Die Enthüllungen des Amtlichen Preußischen Pressedienstes über angebliche Umsturzpläne rechtsgerichteter Kreise finden breite Beachtung. Unter den aktuell Beschuldigten befinden sich neben Justizrat Claß auch Geheimrat Dr. Hugenberg und der Lübecker Bürgermeister Dr. Neumann.[1] Letzterer hat nun energisch zu den Behauptungen Stellung genommen, er sei in die Vorbereitungen einer illegalen Regierungsbildung verwickelt gewesen.[2]
Nach Angaben der Badischen Presse erklärte Dr. Neumann, dass er auf eine Anfrage des ihm seit Langem befreundeten Justizrats Claß, ob er bei einer „gesetzlichen Neubildung der Regierung“ ein Reichsamt übernehmen wolle, zunächst mündlich ablehnend geantwortet habe.[2] Eine spätere schriftlich geäußerte Hoffnung von Claß auf Zustimmung habe Neumann in einem Privatbrief in höflicher und freundschaftlicher Weise erneut zurückgewiesen.[2] Dr.
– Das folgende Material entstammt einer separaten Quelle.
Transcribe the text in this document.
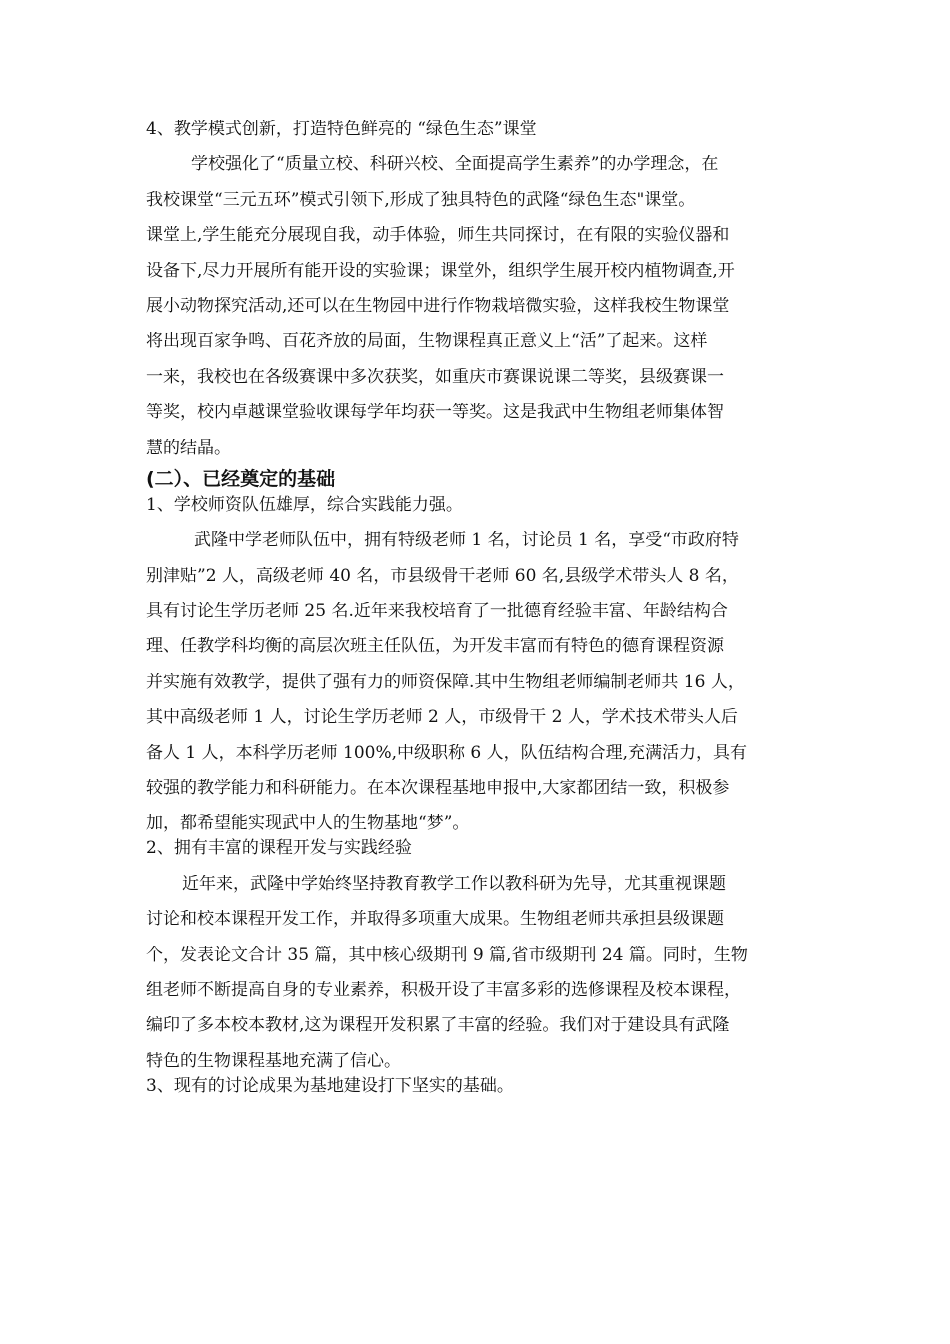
4、教学模式创新，打造特色鲜亮的 “绿色生态”课堂
学校强化了“质量立校、科研兴校、全面提高学生素养”的办学理念，在
我校课堂“三元五环”模式引领下,形成了独具特色的武隆“绿色生态"课堂。
课堂上,学生能充分展现自我，动手体验，师生共同探讨，在有限的实验仪器和
设备下,尽力开展所有能开设的实验课；课堂外，组织学生展开校内植物调查,开
展小动物探究活动,还可以在生物园中进行作物栽培微实验，这样我校生物课堂
将出现百家争鸣、百花齐放的局面，生物课程真正意义上“活”了起来。这样
一来，我校也在各级赛课中多次获奖，如重庆市赛课说课二等奖，县级赛课一
等奖，校内卓越课堂验收课每学年均获一等奖。这是我武中生物组老师集体智
慧的结晶。
(二）、已经奠定的基础
1、学校师资队伍雄厚，综合实践能力强。
武隆中学老师队伍中，拥有特级老师 1 名，讨论员 1 名，享受“市政府特
别津贴”2 人，高级老师 40 名，市县级骨干老师 60 名,县级学术带头人 8 名，
具有讨论生学历老师 25 名.近年来我校培育了一批德育经验丰富、年龄结构合
理、任教学科均衡的高层次班主任队伍，为开发丰富而有特色的德育课程资源
并实施有效教学，提供了强有力的师资保障.其中生物组老师编制老师共 16 人，
其中高级老师 1 人，讨论生学历老师 2 人，市级骨干 2 人，学术技术带头人后
备人 1 人，本科学历老师 100%,中级职称 6 人，队伍结构合理,充满活力，具有
较强的教学能力和科研能力。在本次课程基地申报中,大家都团结一致，积极参
加，都希望能实现武中人的生物基地“梦”。
2、拥有丰富的课程开发与实践经验
近年来，武隆中学始终坚持教育教学工作以教科研为先导，尤其重视课题
讨论和校本课程开发工作，并取得多项重大成果。生物组老师共承担县级课题
个，发表论文合计 35 篇，其中核心级期刊 9 篇,省市级期刊 24 篇。同时，生物
组老师不断提高自身的专业素养，积极开设了丰富多彩的选修课程及校本课程，
编印了多本校本教材,这为课程开发积累了丰富的经验。我们对于建设具有武隆
特色的生物课程基地充满了信心。
3、现有的讨论成果为基地建设打下坚实的基础。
Neumann betonte nachdrücklich, dieser Brief beziehe sich ausschließlich auf legale Voraussetzungen einer etwaigen Regierungsneubildung.[2] Ein weiteres Schreiben von Claß vom 23. April sei für ihn lediglich ein erneuter Versuch gewesen, ihn zur Übernahme eines Amtes bei einer zukünftigen legalen Regierungsbildung zu überreden.[2] Die veröffentlichte sogenannte „Notverfassung“ sei ihm unbekannt gewesen; er missbillige derartige, „gar nicht ernst zu nehmende Umsturzpläne auf das Schärfste“.[2]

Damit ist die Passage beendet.